Pragmatique et passionné par les neurosciences, il s'est rendu à Hongkong et à Singapour avec un livre de l'université de Harvard : « Emotional Intelligence : Purpose, Sense and Passion » de Harvard Business Review, dont il reviendra certainement très marqué.

CE QUI SE PASSE EN TOURNÉE...

« Nous conseillons aux joueurs d'étudier, d'obtenir un diplôme, d'apprendre l'anglais, de faire quelque chose », explique-t-il à propos des expériences qu'il cherche à développer au sein de son équipe. « Et je dirais que la moitié d'entre eux lisent des livres en voyage. »

Contrairement à l'époque où il était joueur, les joueurs d'aujourd'hui sont plus réservés. « Avant, les joueurs allaient faire du shopping, maintenant ils vont dans des endroits intéressants qui valent la peine d'être visités. Ou ils vont prendre un café.

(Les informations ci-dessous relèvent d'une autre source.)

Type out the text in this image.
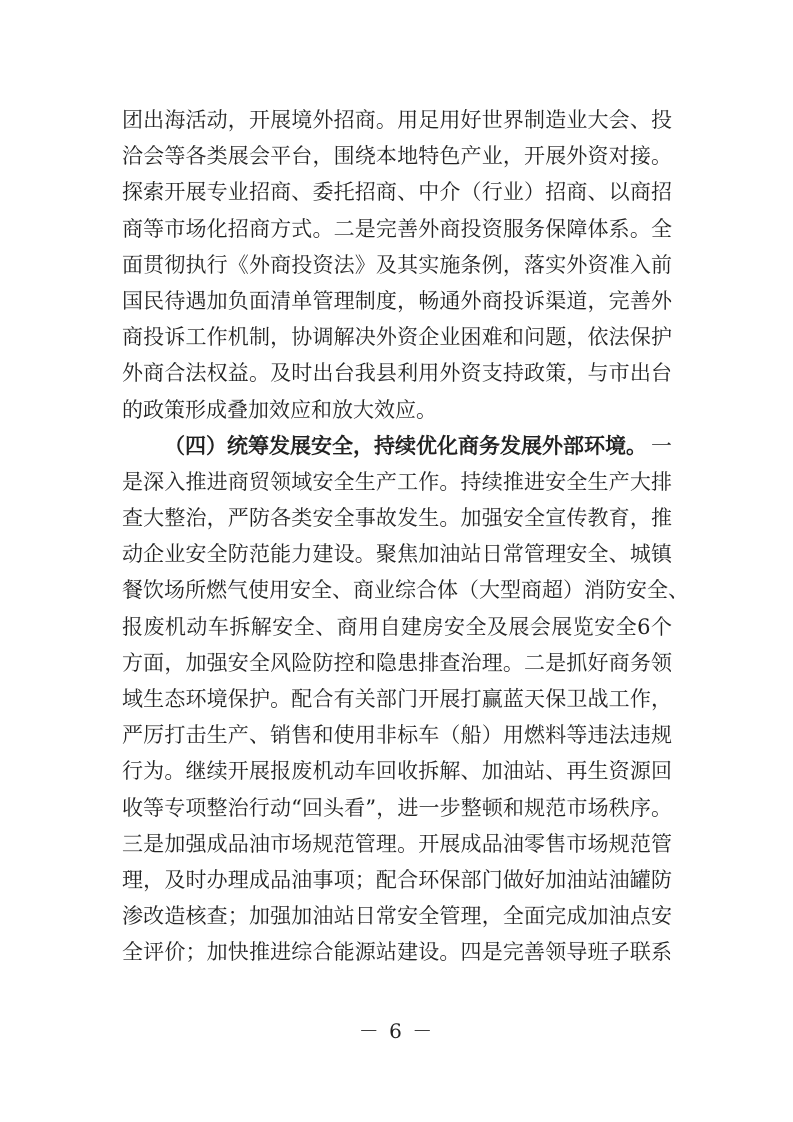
团出海活动，开展境外招商。用足用好世界制造业大会、投
洽会等各类展会平台，围绕本地特色产业，开展外资对接。
探索开展专业招商、委托招商、中介（行业）招商、以商招
商等市场化招商方式。二是完善外商投资服务保障体系。全
面贯彻执行《外商投资法》及其实施条例，落实外资准入前
国民待遇加负面清单管理制度，畅通外商投诉渠道，完善外
商投诉工作机制，协调解决外资企业困难和问题，依法保护
外商合法权益。及时出台我县利用外资支持政策，与市出台
的政策形成叠加效应和放大效应。
（四）统筹发展安全，持续优化商务发展外部环境。 一
是深入推进商贸领域安全生产工作。持续推进安全生产大排
查大整治，严防各类安全事故发生。加强安全宣传教育，推
动企业安全防范能力建设。聚焦加油站日常管理安全、城镇
餐饮场所燃气使用安全、商业综合体（大型商超）消防安全、
报废机动车拆解安全、商用自建房安全及展会展览安全6个
方面，加强安全风险防控和隐患排查治理。二是抓好商务领
域生态环境保护。配合有关部门开展打赢蓝天保卫战工作，
严厉打击生产、销售和使用非标车（船）用燃料等违法违规
行为。继续开展报废机动车回收拆解、加油站、再生资源回
收等专项整治行动“回头看”，进一步整顿和规范市场秩序。
三是加强成品油市场规范管理。开展成品油零售市场规范管
理，及时办理成品油事项；配合环保部门做好加油站油罐防
渗改造核查；加强加油站日常安全管理，全面完成加油点安
全评价；加快推进综合能源站建设。四是完善领导班子联系
－ 6 －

« En réalité, les moments de détente sont rares, c'est pourquoi ils en profitent. »

Gómez Cora lui-même, au cours de ses presque dix années en tant qu'international, ne quittait l'hôtel que pour s'entraîner ou participer à des tournois. Avec le temps, les choses ont changé. « Maintenant, je cours dans les villes, c'est comme ça que je fais du tourisme », affirme-t-il.

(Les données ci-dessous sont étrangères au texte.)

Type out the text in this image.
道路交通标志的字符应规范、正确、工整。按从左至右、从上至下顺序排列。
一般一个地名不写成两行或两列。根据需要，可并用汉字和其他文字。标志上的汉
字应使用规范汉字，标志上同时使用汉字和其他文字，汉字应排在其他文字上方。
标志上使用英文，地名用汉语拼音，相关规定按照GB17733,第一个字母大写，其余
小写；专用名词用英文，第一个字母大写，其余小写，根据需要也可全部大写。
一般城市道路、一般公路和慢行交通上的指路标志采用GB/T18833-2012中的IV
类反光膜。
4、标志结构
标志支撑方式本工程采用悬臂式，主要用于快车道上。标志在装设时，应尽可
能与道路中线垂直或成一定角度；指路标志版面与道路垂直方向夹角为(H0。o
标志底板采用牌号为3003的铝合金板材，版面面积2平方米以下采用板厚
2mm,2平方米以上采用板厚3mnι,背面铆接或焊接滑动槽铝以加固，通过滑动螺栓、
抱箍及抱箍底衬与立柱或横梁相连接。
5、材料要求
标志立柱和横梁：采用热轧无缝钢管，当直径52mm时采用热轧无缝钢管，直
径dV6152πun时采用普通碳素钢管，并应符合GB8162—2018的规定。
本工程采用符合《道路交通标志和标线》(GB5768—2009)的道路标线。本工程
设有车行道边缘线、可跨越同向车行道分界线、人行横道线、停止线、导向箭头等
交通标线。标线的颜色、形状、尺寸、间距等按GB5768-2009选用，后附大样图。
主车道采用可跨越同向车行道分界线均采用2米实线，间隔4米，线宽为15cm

Une autre passion qu'il a développée au fil des ans est la consommation de café.

« Avant de partir en voyage, je consulte les bars de chaque ville afin de choisir l'endroit où aller. Parfois, je recherche un type de café spécifique et je me déplace dans une ville pour le trouver », révèle Gómez Cora.

« C'est quelque chose que j'essaie de faire seul, juste pour me changer les idées. Le café est très agréable parce qu'il contribue à rapprocher les gens. »

En fait, il sélectionne généralement ses équipes en combinant le café et le jogging. « Avant de finaliser une équipe, je vais courir, je prends un café et je la nomme. »

GRAND VOYAGEUR

Pour quelqu'un qui n'était pas un grand amateur de voyages, il a su trouver son équilibre. De son propre aveu, Gómez Cora, le meilleur marqueur d'essais de l'histoire de Los Pumas Sevens, qui figure toujours dans le top 5 du classement général, s'est rendu à Hongkong « une vingtaine de fois ».

« La seule fois où je suis venu en tant que touriste, c'était pour le tournoi de 2013, avec HSBC. Après avoir vu la folie de la tribune nord, j'ai voulu voir le tournoi de là », raconte-t-il.

« Quand j'arrêterai d'entraîner, j'aimerais assister à des tournois et rester assis pendant 12 heures à regarder du rugby à sept. »

Qu'est-ce qui l'attire justement dans le rugby à sept ? « C'est le sport le plus dynamique. C'est un univers de 14 minutes où il y a différents styles de jeu », décrypte-t-il.

« Dans le monde d'aujourd'hui, tout est déjà en mouvement, c'est tout de suite ou je m'ennuie. Le rugby à sept avait déjà cela. Dans la même journée, on peut voir des genres, des nationalités, des types de jeu et des joueurs différents. »

C'est en discutant avec l'ancien ailier que l'on comprend pourquoi l'Argentine en est là aujourd'hui : deuxième des Series, rêvant de se qualifier directement pour les Jeux olympiques et ayant remporté trois tournois en moins d'une année civile.

PENSER À L'AVENIR

L'arrivée en Asie suscite d'énormes espoirs, surtout si l'on considère le niveau d'une équipe qui n'a pratiquement pas changé son effectif : les tournées en Océanie et en Amérique du Nord se sont déroulées sans changement et les deux seuls changements pour l'Asie ont été imposés par la blessures de deux joueurs.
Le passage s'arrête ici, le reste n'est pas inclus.